Journal of Interprofessional Care | 2011
Daniel Hollenberg; Ivy Lynn Bourgeault
Abstract There has been a renewed interest in collaborative models of health care delivered by ‘interdisciplinary teams’ of providers across several health care systems. This growing phenomenon raises a host of issues related to the management of professional boundaries and the contemporary state of medical dominance.

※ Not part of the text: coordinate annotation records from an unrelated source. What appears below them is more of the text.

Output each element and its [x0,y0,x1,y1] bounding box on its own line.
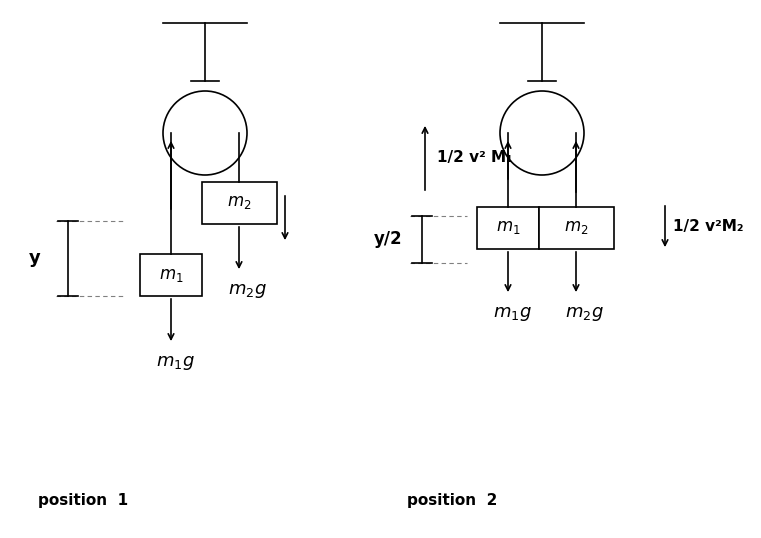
Text: $m_2g$: $m_2g$ [565,305,603,323]
Text: 1/2 v²M₂: 1/2 v²M₂ [673,219,743,234]
Bar [202,182,276,224]
Text: position  2: position 2 [407,492,498,507]
Text: y/2: y/2 [374,230,403,249]
Text: $m_1g$: $m_1g$ [155,354,194,372]
Text: $m_1$: $m_1$ [495,220,521,237]
Text: position  1: position 1 [38,492,128,507]
Text: $m_2$: $m_2$ [564,220,588,237]
Text: $m_1$: $m_1$ [159,266,183,284]
Bar [539,207,613,249]
Text: $m_2g$: $m_2g$ [228,282,266,300]
Bar [477,207,539,249]
Text: $m_1g$: $m_1g$ [492,305,531,323]
Text: y: y [29,250,41,267]
Text: 1/2 v² M₁: 1/2 v² M₁ [437,151,513,166]
Text: $m_2$: $m_2$ [227,195,251,211]
Bar [140,254,202,296]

In this paper, we undertake a critical analysis of the factors both promoting and impeding collaborative care models of primary and mental health care in Canada and the USA. The data our arguments are based upon include a combination of documentary and interview data from key stakeholders influential in various collaborative care initiatives. Based on these data, we develop a conceptual model of the various levels of influence, focusing in particular on the macro (regulatory/funding) and meso (institutional) factors. Our comparative policy and institutional analysis reveals the similarities and differences in the influences of the broader contexts in Canada and the USA, and by extension the different ways that the structural embeddedness of medical dominance impinges upon and reacts to recent policy changes regarding collaborative health care teams.